In these surveys, security- and data-center managers routinely put BYOD at the top of the list of potential sources of data loss. Nonetheless, huge majorities allow employees to use personal smartphones for work purposes.
Worse, users at 59 percent of companies with BYOD programs turn off or work around passwords and other security installed by IT to prevent data loss, according to a Ponemon Institute study on global security risks.
A report issued this week by Kaspersky Lab showed that a third of 1,762 UK-based IT managers surveyed believe lost data would have a negative business impact, but only 32 percent have a clear idea of what business data employees are carrying on their mobile devices.
However, many companies are busy implementing mobile security systems, according to a survey released by Symantec, in which 90 percent of respondents said they plugged the holes created by BYOD with a variety of mobile security and management approaches.
Despite all the surveys about BYOD security concerns, they don't indicate that companies are doing much to secure the data-capable devices lost or stolen most often in corporate environments -- USB drives. Neither users nor IT keep close-enough track of flash drives to even guess how many of the hundreds of millions of them are floating around their own offices.
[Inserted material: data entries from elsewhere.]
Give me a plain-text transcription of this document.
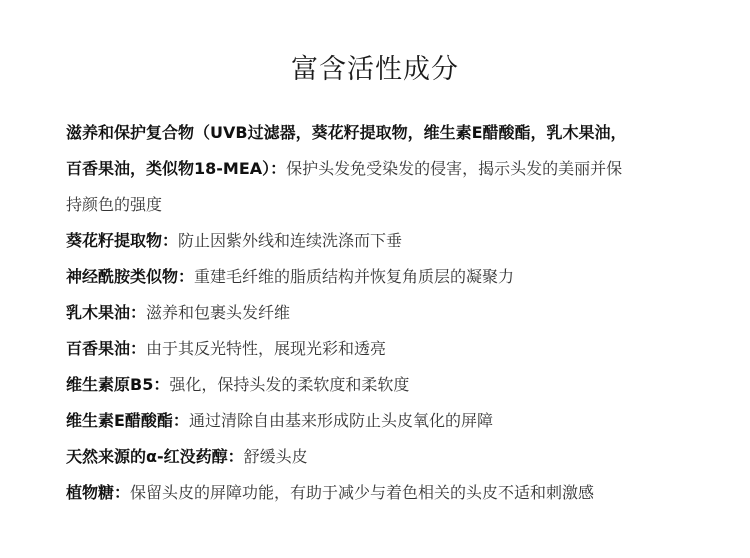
富含活性成分
滋养和保护复合物（UVB过滤器，葵花籽提取物，维生素E醋酸酯，乳木果油，
百香果油，类似物18-MEA）：保护头发免受染发的侵害，揭示头发的美丽并保
持颜色的强度
葵花籽提取物：防止因紫外线和连续洗涤而下垂
神经酰胺类似物：重建毛纤维的脂质结构并恢复角质层的凝聚力
乳木果油：滋养和包裹头发纤维
百香果油：由于其反光特性，展现光彩和透亮
维生素原B5：强化，保持头发的柔软度和柔软度
维生素E醋酸酯：通过清除自由基来形成防止头皮氧化的屏障
天然来源的α-红没药醇：舒缓头皮
植物糖：保留头皮的屏障功能，有助于减少与着色相关的头皮不适和刺激感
Yet when asked to name the three items most often lost or stolen, 39 percent of those surveyed in the Kaspersky study picked USB drives compared to the 26 percent who named smartphones as a leading risk.
Of the most-stolen items, in fact, smartphones barely made the top five, behind flash drives, chargers for mobile devices, other bits of unspecified "office equipment" and manila paper folders.
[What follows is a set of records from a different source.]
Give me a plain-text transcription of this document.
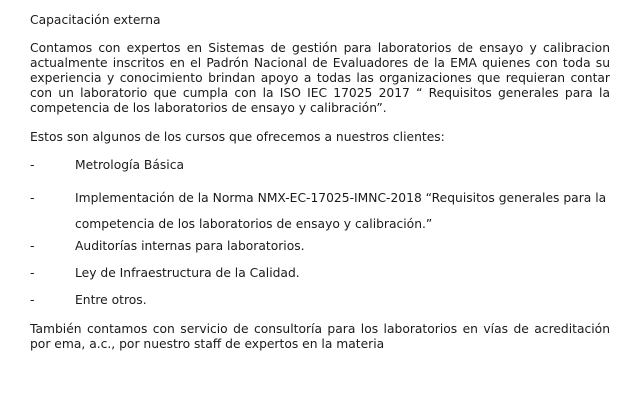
Capacitación externa

Contamos con expertos en Sistemas de gestión para laboratorios de ensayo y calibracion actualmente inscritos en el Padrón Nacional de Evaluadores de la EMA quienes con toda su experiencia y conocimiento brindan apoyo a todas las organizaciones que requieran contar con un laboratorio que cumpla con la ISO IEC 17025 2017 “ Requisitos generales para la competencia de los laboratorios de ensayo y calibración”.

Estos son algunos de los cursos que ofrecemos a nuestros clientes:

-	Metrología Básica
-	Implementación de la Norma NMX-EC-17025-IMNC-2018 “Requisitos generales para la competencia de los laboratorios de ensayo y calibración.”
-	Auditorías internas para laboratorios.
-	Ley de Infraestructura de la Calidad.
-	Entre otros.

También contamos con servicio de consultoría para los laboratorios en vías de acreditación por ema, a.c., por nuestro staff de expertos en la materia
If you take into account the surveys showing insiders are still to blame for the majority of data-loss and other corporate-security incidents, and see the stories showing that techniques like briefcase stealing or dumpster diving are at least as effective and much easier than hacking, it's clear the security fears of corporate America have adapted to the digital age more quickly than the risks themselves.
Smartphones unsecured on purpose by end users are certainly a security threat. Are they a bigger threat than the chance an insider could walk out with a pile of file folders with sensitive information? It's even easier to lose or steal a USB drive and, if you think about what you actually use them for, flash drives aren't usually much more than digital file folders.
There are so many vendors working on ways to secure, hide, erase or recover mobile devices that it would take too long to list them all.
But I can't remember the last time I heard a solution to the problem of the disappearing file folder or flash drive.